Since the movies are part of our world as much as their own, it’s only natural they’d speak to the big, important ideas that animate political questions of every age. One of the biggest of those is whether power is ultimately a corrupting force, or if it can be wielded for good, and by whom.
In the Star Wars universe, power (often embodied in an ability to control the Force) is indeed a potent corruptor, one that’s hard to walk away from once you’ve gotten a taste. This is what lies behind the stories of the villainous Sith order, but it’s a tension that the heroic Jedi face, too.
In The Last Jedi, the factors determining how power will be wielded and yielded are an awareness of history and — most importantly — a connection to that history through the people around you. It would spoil the story to say much more, but in several key scenes, characters face a choice between following the right path and disconnecting from their pasts and from others. The choice is clear, and the images near the film’s end underline it in moving fashion.

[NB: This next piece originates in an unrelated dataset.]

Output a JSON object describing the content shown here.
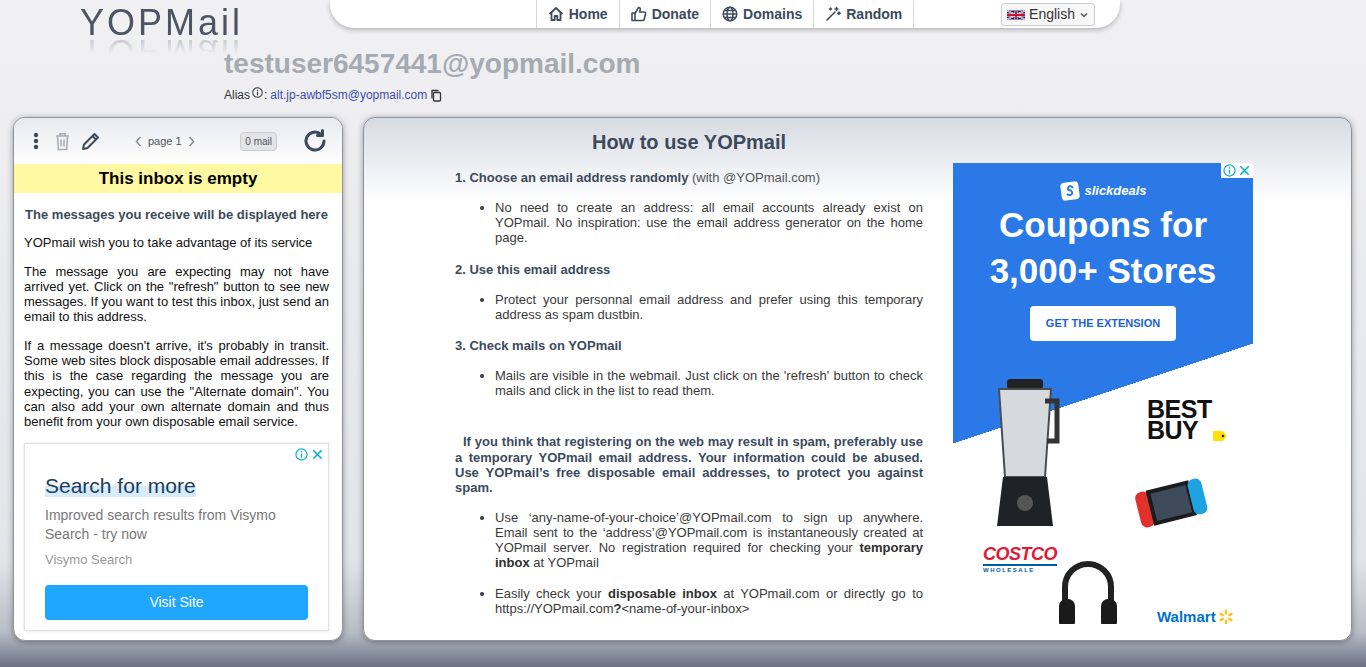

That’s nothing new for Star Wars, which has always been a space opera about a family. But this particular iteration drives home that point in a manner that feels, on the tail end of a wearying year, like a deep point of relief, and even joy. Watching lengthy sequences involving heroic, complex characters played by black and Asian and Latinx characters, we can see a future worth living in. Being told that one character was “more interested in protecting the light than she was in seeming like a hero” is a reminder about wielding power well that feels deeply truthful and necessary today.
I didn’t grow up with Star Wars, or much pop culture at all. I only saw the films as an adult, and while I’ve always liked them, I never connected to them the way so many people have; whatever it was they were trying to give me never really found its place in my heart. I went to The Last Jedi with high expectations because of the talent behind it, but I was prepared to just have a good time. And I walked out feeling many emotions, but especially something like hope, that elusive thing with feathers (though hope, to be clear, is not a porg).
I felt expectant, and I believed not just that what the movie was saying was true — that even a small band of people with purpose, conviction, and a good, true story to tell can carry on in the face of evil — but that there’s a special power to saying it in a movie.
Star Wars has been with us for four decades now, telling that same essential story in a format that’s overwhelming and engulfing. With wit, skill, and love, The Last Jedi takes up the torch and carries it for a new generation.
Star Wars: The Last Jedi opens in theaters on December 15.